At ClearMetal, that concept is delivered through the CDX, or Continuous Delivery Experience, a dedication to the operational and financial benefits of visibility and accuracy underpinned by tailored solutions that ultimately empower professionals, rather than further complicate their route to growth and operational excellence. Mazza says the industry has evolved beyond the traditional B2C and B2B models, where a blurrier distinction could better be described as “people to people”. “There isn't a huge difference, other than scale and the amount of money involved, with buying a pair of sneakers for yourself on Amazon, or our customers selling hundreds of thousands of dollars worth of goods in 10 containers.” 

That principle extends into partnerships with the sector’s biggest players. ClearMetal works with the likes of SAP, Oracle, Blue Yonder “because our customers already do”. Seamless integration and combining expertise makes sense, says Mazza. “If our customers have spent millions of dollars on a super high quality Blue Yonder, Oracle or SAP install, they want to get their return on investment. What we allow them to do with better data is to realise that investment and get those returns that they expected. We believe in building that ecosystem together, and our contribution is to fuel all of those applications with better data.”

These are natural, two-way partnerships “because most of our customers are their customers”, Mazza says. “With Blue Yonder, while it’s a relatively new relationship, it’s very strong. We're learning a lot about their applications and the direction they're expanding some of their tools, like Luminate, working closely to help them not only show how our data can help fuel those systems, but again, where we have joint opportunities with customers to work closely together. ClearMetal very much takes a collaborative, open approach.

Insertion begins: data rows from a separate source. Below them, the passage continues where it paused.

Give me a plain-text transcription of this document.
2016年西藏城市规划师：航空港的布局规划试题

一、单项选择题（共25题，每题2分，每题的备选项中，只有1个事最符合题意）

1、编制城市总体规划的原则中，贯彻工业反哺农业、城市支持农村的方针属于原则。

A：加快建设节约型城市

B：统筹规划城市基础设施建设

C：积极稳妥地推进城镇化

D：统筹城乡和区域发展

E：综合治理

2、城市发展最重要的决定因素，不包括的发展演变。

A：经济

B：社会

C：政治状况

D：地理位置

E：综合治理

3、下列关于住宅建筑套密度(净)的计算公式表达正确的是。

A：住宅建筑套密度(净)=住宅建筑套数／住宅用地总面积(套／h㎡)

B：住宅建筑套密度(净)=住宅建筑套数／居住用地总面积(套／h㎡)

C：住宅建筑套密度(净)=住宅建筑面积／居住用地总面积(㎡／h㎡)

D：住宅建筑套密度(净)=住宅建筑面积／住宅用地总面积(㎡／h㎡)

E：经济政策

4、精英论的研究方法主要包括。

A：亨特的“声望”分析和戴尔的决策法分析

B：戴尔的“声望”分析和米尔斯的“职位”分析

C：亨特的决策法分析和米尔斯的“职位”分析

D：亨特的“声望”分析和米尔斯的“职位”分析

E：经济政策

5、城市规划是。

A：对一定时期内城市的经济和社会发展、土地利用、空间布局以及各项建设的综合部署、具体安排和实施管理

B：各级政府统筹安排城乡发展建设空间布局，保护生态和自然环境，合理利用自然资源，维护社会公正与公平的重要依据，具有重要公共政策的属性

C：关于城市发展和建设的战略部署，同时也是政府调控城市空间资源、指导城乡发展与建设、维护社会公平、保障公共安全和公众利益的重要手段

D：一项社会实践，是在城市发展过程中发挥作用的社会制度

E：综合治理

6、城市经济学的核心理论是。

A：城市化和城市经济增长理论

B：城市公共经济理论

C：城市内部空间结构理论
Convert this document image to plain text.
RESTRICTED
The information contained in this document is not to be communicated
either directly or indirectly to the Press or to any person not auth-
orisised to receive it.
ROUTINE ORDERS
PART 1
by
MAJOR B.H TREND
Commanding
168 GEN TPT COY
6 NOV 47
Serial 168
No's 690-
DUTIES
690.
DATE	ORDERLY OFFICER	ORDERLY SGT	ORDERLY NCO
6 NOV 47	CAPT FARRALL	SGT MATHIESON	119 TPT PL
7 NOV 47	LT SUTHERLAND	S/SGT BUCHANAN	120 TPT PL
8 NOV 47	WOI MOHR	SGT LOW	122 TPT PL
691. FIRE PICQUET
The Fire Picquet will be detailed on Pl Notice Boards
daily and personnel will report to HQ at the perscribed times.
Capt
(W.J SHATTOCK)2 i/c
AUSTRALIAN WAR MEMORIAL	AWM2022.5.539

We realise that while people love our application, perhaps the most valuable thing that we offer is the high quality data and how that data can act as an accelerant for many of these systems.” 

Successful as it is, Mazza and the executive team have great ambitions for the business and the methods through which it can bring further clarity to the sector. “We're a growing startup,” Mazza says. “We've had great success so far, but we want to have more of it; we want to serve more of the industry. A year from now, I'd like to say, ‘There are many more folks with a better control of their supply chain through the use of our data and our systems’.”